Dans son allocution aux médias, la Chinoise a remercié tous les pays d’avoir mis à disposition leurs relevés des cas, surtout le Mexique, le Canada ou les Etats-Unis. «Je remercie le gouvernement américain qui non seulement aide l’OMS, mais participe aussi aux investigations menées sur le terrain au Mexique.

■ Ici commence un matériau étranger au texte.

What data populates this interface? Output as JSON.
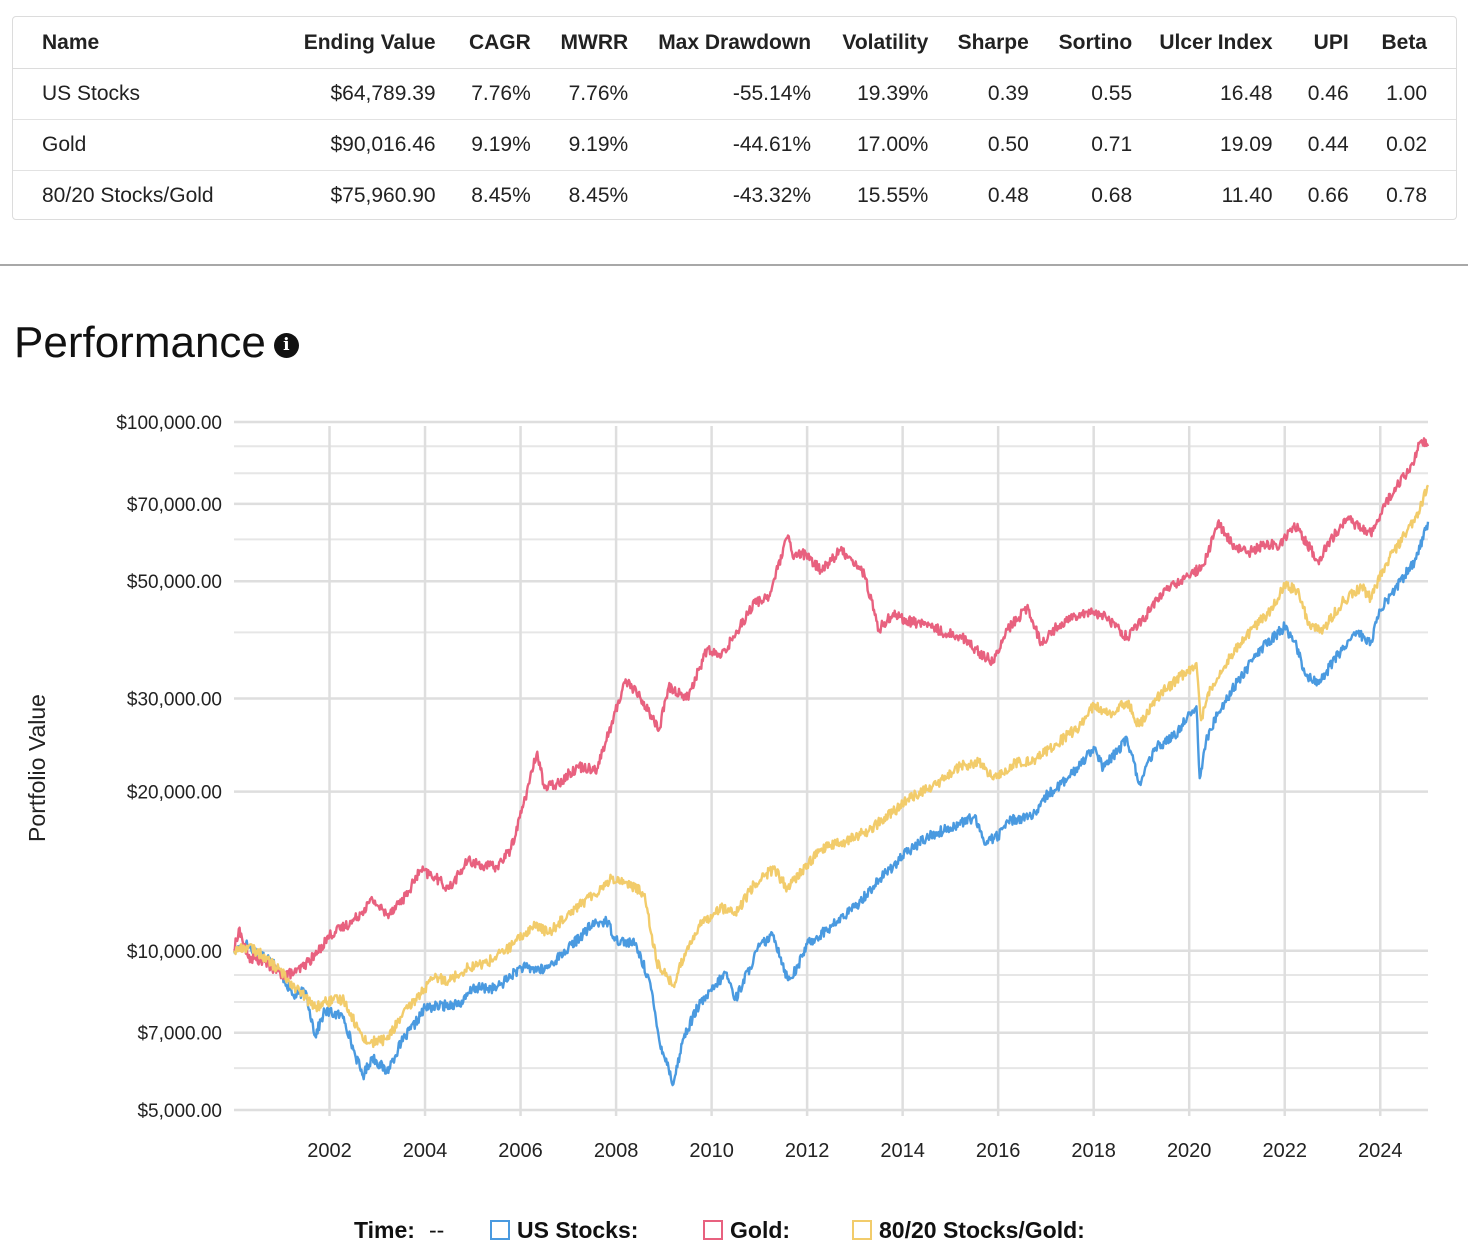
{
  "table": {
    "headers": [
      "Name",
      "Ending Value",
      "CAGR",
      "MWRR",
      "Max Drawdown",
      "Volatility",
      "Sharpe",
      "Sortino",
      "Ulcer Index",
      "UPI",
      "Beta"
    ],
    "rows": [
      [
        "US Stocks",
        "$64,789.39",
        "7.76%",
        "7.76%",
        "-55.14%",
        "19.39%",
        "0.39",
        "0.55",
        "16.48",
        "0.46",
        "1.00"
      ],
      [
        "Gold",
        "$90,016.46",
        "9.19%",
        "9.19%",
        "-44.61%",
        "17.00%",
        "0.50",
        "0.71",
        "19.09",
        "0.44",
        "0.02"
      ],
      [
        "80/20 Stocks/Gold",
        "$75,960.90",
        "8.45%",
        "8.45%",
        "-43.32%",
        "15.55%",
        "0.48",
        "0.68",
        "11.40",
        "0.66",
        "0.78"
      ]
    ]
  },
  "section": {
    "title": "Performance",
    "info_icon": "info-icon"
  },
  "chart_data": {
    "type": "line",
    "title": "Performance",
    "xlabel": "",
    "ylabel": "Portfolio Value",
    "yscale": "log",
    "ylim": [
      5000,
      100000
    ],
    "xlim": [
      2000.0,
      2025.0
    ],
    "yticks": [
      {
        "value": 100000,
        "label": "$100,000.00"
      },
      {
        "value": 70000,
        "label": "$70,000.00"
      },
      {
        "value": 50000,
        "label": "$50,000.00"
      },
      {
        "value": 30000,
        "label": "$30,000.00"
      },
      {
        "value": 20000,
        "label": "$20,000.00"
      },
      {
        "value": 10000,
        "label": "$10,000.00"
      },
      {
        "value": 7000,
        "label": "$7,000.00"
      },
      {
        "value": 5000,
        "label": "$5,000.00"
      }
    ],
    "minor_gridlines": [
      90000,
      80000,
      60000,
      40000,
      9000,
      8000,
      6000
    ],
    "xticks": [
      "2002",
      "2004",
      "2006",
      "2008",
      "2010",
      "2012",
      "2014",
      "2016",
      "2018",
      "2020",
      "2022",
      "2024"
    ],
    "series": [
      {
        "name": "US Stocks",
        "color": "#4a9ae0",
        "points": [
          [
            2000.0,
            10000
          ],
          [
            2000.25,
            10300
          ],
          [
            2000.5,
            9900
          ],
          [
            2000.75,
            9700
          ],
          [
            2001.0,
            9000
          ],
          [
            2001.25,
            8200
          ],
          [
            2001.5,
            8400
          ],
          [
            2001.7,
            6900
          ],
          [
            2001.9,
            7700
          ],
          [
            2002.3,
            7500
          ],
          [
            2002.5,
            6500
          ],
          [
            2002.7,
            5800
          ],
          [
            2002.9,
            6300
          ],
          [
            2003.2,
            5900
          ],
          [
            2003.5,
            6700
          ],
          [
            2003.8,
            7300
          ],
          [
            2004.0,
            7800
          ],
          [
            2004.5,
            7900
          ],
          [
            2004.8,
            8000
          ],
          [
            2005.0,
            8500
          ],
          [
            2005.5,
            8500
          ],
          [
            2006.0,
            9300
          ],
          [
            2006.5,
            9200
          ],
          [
            2007.0,
            10100
          ],
          [
            2007.5,
            11200
          ],
          [
            2007.8,
            11400
          ],
          [
            2008.0,
            10500
          ],
          [
            2008.4,
            10300
          ],
          [
            2008.7,
            8800
          ],
          [
            2008.9,
            6800
          ],
          [
            2009.1,
            6000
          ],
          [
            2009.2,
            5600
          ],
          [
            2009.4,
            6800
          ],
          [
            2009.7,
            7800
          ],
          [
            2010.0,
            8400
          ],
          [
            2010.3,
            9100
          ],
          [
            2010.5,
            8100
          ],
          [
            2010.8,
            9300
          ],
          [
            2011.0,
            10200
          ],
          [
            2011.3,
            10700
          ],
          [
            2011.6,
            8800
          ],
          [
            2011.8,
            9300
          ],
          [
            2012.0,
            10300
          ],
          [
            2012.5,
            11100
          ],
          [
            2013.0,
            12100
          ],
          [
            2013.5,
            13600
          ],
          [
            2014.0,
            15100
          ],
          [
            2014.5,
            16400
          ],
          [
            2015.0,
            17100
          ],
          [
            2015.5,
            17900
          ],
          [
            2015.7,
            16100
          ],
          [
            2016.0,
            16500
          ],
          [
            2016.2,
            17600
          ],
          [
            2016.8,
            18100
          ],
          [
            2017.0,
            19600
          ],
          [
            2017.5,
            21300
          ],
          [
            2018.0,
            24300
          ],
          [
            2018.2,
            22100
          ],
          [
            2018.7,
            25200
          ],
          [
            2018.95,
            20700
          ],
          [
            2019.3,
            24200
          ],
          [
            2019.7,
            25500
          ],
          [
            2020.0,
            28100
          ],
          [
            2020.15,
            29000
          ],
          [
            2020.22,
            21200
          ],
          [
            2020.35,
            24800
          ],
          [
            2020.6,
            28200
          ],
          [
            2021.0,
            32200
          ],
          [
            2021.5,
            37200
          ],
          [
            2022.0,
            41000
          ],
          [
            2022.2,
            38500
          ],
          [
            2022.45,
            33100
          ],
          [
            2022.75,
            32200
          ],
          [
            2023.0,
            35200
          ],
          [
            2023.5,
            40200
          ],
          [
            2023.8,
            38200
          ],
          [
            2024.0,
            44100
          ],
          [
            2024.5,
            51100
          ],
          [
            2024.75,
            55100
          ],
          [
            2025.0,
            64789
          ]
        ]
      },
      {
        "name": "Gold",
        "color": "#e8617f",
        "points": [
          [
            2000.0,
            10000
          ],
          [
            2000.1,
            11000
          ],
          [
            2000.3,
            9700
          ],
          [
            2000.6,
            9600
          ],
          [
            2001.0,
            9000
          ],
          [
            2001.3,
            9100
          ],
          [
            2001.7,
            9800
          ],
          [
            2002.0,
            10700
          ],
          [
            2002.5,
            11400
          ],
          [
            2002.9,
            12500
          ],
          [
            2003.2,
            11700
          ],
          [
            2003.6,
            12700
          ],
          [
            2003.9,
            14200
          ],
          [
            2004.2,
            13800
          ],
          [
            2004.5,
            13100
          ],
          [
            2004.9,
            14800
          ],
          [
            2005.2,
            14500
          ],
          [
            2005.5,
            14400
          ],
          [
            2005.8,
            15600
          ],
          [
            2006.1,
            19500
          ],
          [
            2006.35,
            23800
          ],
          [
            2006.5,
            20300
          ],
          [
            2006.8,
            20800
          ],
          [
            2007.2,
            22300
          ],
          [
            2007.6,
            22100
          ],
          [
            2007.9,
            26700
          ],
          [
            2008.2,
            32600
          ],
          [
            2008.5,
            30200
          ],
          [
            2008.7,
            28200
          ],
          [
            2008.9,
            26200
          ],
          [
            2009.1,
            31500
          ],
          [
            2009.5,
            30100
          ],
          [
            2009.9,
            37100
          ],
          [
            2010.2,
            36000
          ],
          [
            2010.6,
            41200
          ],
          [
            2010.9,
            45500
          ],
          [
            2011.2,
            46800
          ],
          [
            2011.6,
            61000
          ],
          [
            2011.7,
            55500
          ],
          [
            2011.9,
            56500
          ],
          [
            2012.3,
            52500
          ],
          [
            2012.7,
            57200
          ],
          [
            2012.9,
            55500
          ],
          [
            2013.2,
            51500
          ],
          [
            2013.5,
            40500
          ],
          [
            2013.8,
            43500
          ],
          [
            2014.1,
            42000
          ],
          [
            2014.5,
            41500
          ],
          [
            2014.9,
            39800
          ],
          [
            2015.2,
            39500
          ],
          [
            2015.6,
            36700
          ],
          [
            2015.9,
            35200
          ],
          [
            2016.2,
            40500
          ],
          [
            2016.6,
            44500
          ],
          [
            2016.9,
            38300
          ],
          [
            2017.3,
            41500
          ],
          [
            2017.7,
            43500
          ],
          [
            2018.0,
            43800
          ],
          [
            2018.3,
            42500
          ],
          [
            2018.7,
            39200
          ],
          [
            2019.0,
            42000
          ],
          [
            2019.5,
            48200
          ],
          [
            2019.9,
            50500
          ],
          [
            2020.3,
            53500
          ],
          [
            2020.6,
            64600
          ],
          [
            2020.9,
            58600
          ],
          [
            2021.2,
            56500
          ],
          [
            2021.6,
            58600
          ],
          [
            2021.9,
            58600
          ],
          [
            2022.2,
            64300
          ],
          [
            2022.7,
            54500
          ],
          [
            2023.0,
            60500
          ],
          [
            2023.3,
            65700
          ],
          [
            2023.8,
            61500
          ],
          [
            2024.0,
            66800
          ],
          [
            2024.3,
            75000
          ],
          [
            2024.6,
            80500
          ],
          [
            2024.85,
            92000
          ],
          [
            2025.0,
            90016
          ]
        ]
      },
      {
        "name": "80/20 Stocks/Gold",
        "color": "#f2cc6b",
        "points": [
          [
            2000.0,
            10000
          ],
          [
            2000.3,
            10200
          ],
          [
            2000.6,
            9800
          ],
          [
            2001.0,
            9100
          ],
          [
            2001.3,
            8500
          ],
          [
            2001.7,
            7800
          ],
          [
            2001.9,
            8000
          ],
          [
            2002.3,
            8100
          ],
          [
            2002.6,
            7100
          ],
          [
            2002.8,
            6700
          ],
          [
            2003.2,
            6800
          ],
          [
            2003.5,
            7500
          ],
          [
            2003.9,
            8300
          ],
          [
            2004.2,
            8900
          ],
          [
            2004.5,
            8800
          ],
          [
            2004.9,
            9300
          ],
          [
            2005.3,
            9500
          ],
          [
            2005.8,
            10200
          ],
          [
            2006.3,
            11200
          ],
          [
            2006.6,
            10800
          ],
          [
            2007.0,
            11800
          ],
          [
            2007.5,
            12700
          ],
          [
            2007.9,
            13700
          ],
          [
            2008.2,
            13500
          ],
          [
            2008.6,
            12800
          ],
          [
            2008.85,
            9500
          ],
          [
            2009.0,
            9100
          ],
          [
            2009.2,
            8600
          ],
          [
            2009.5,
            10200
          ],
          [
            2009.8,
            11300
          ],
          [
            2010.2,
            12100
          ],
          [
            2010.5,
            11700
          ],
          [
            2010.9,
            13400
          ],
          [
            2011.3,
            14300
          ],
          [
            2011.6,
            13100
          ],
          [
            2011.9,
            14200
          ],
          [
            2012.3,
            15600
          ],
          [
            2012.8,
            16100
          ],
          [
            2013.3,
            16900
          ],
          [
            2013.8,
            18300
          ],
          [
            2014.2,
            19600
          ],
          [
            2014.7,
            20600
          ],
          [
            2015.2,
            22300
          ],
          [
            2015.6,
            22700
          ],
          [
            2015.9,
            21100
          ],
          [
            2016.3,
            22500
          ],
          [
            2016.8,
            23100
          ],
          [
            2017.2,
            24500
          ],
          [
            2017.7,
            26600
          ],
          [
            2018.0,
            29100
          ],
          [
            2018.3,
            28000
          ],
          [
            2018.7,
            29600
          ],
          [
            2018.95,
            26600
          ],
          [
            2019.4,
            30600
          ],
          [
            2019.9,
            33500
          ],
          [
            2020.15,
            35000
          ],
          [
            2020.25,
            27300
          ],
          [
            2020.45,
            31500
          ],
          [
            2020.8,
            35500
          ],
          [
            2021.2,
            39500
          ],
          [
            2021.7,
            44000
          ],
          [
            2022.0,
            49500
          ],
          [
            2022.3,
            47500
          ],
          [
            2022.5,
            41500
          ],
          [
            2022.8,
            40500
          ],
          [
            2023.2,
            45500
          ],
          [
            2023.6,
            48800
          ],
          [
            2023.8,
            46500
          ],
          [
            2024.1,
            53500
          ],
          [
            2024.5,
            61000
          ],
          [
            2024.8,
            67500
          ],
          [
            2025.0,
            75961
          ]
        ]
      }
    ]
  },
  "legend": {
    "time_label": "Time:",
    "time_value": "--",
    "items": [
      "US Stocks:",
      "Gold:",
      "80/20 Stocks/Gold:"
    ]
  }
}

Le président Obama fait tout ce qui est requis et le fait de façon robuste et sérieuse.» Selon elle, grâce également à tous les dispositifs mis en place depuis les alertes de grippe de ces dernières années, «c’est la première fois que l’on peut traquer l’évolution d’une pandémie en temps réel».
«Tous les Etats doivent activer leur plan d’urgence contre la pandémie, accroître la surveillance, identifier les foyers an amont et traiter les cas déclarés au plus vite», a poursuivi Margaret Chan, qui en appelle aux fabricants de médicaments antiviraux à tout mettre en œuvre pour en augmenter la production. «J’en appelle à la solidarité globale», a-t-elle demandé. Avant de conclure: «Tous ces efforts vont bénéficier à l’entier de l’humanité, car c’est l’humanité qui est menacée. Nous n’avons pas encore toutes les réponses [aux questions concernant le virus]. Mais nous les aurons. Nous les aurons!»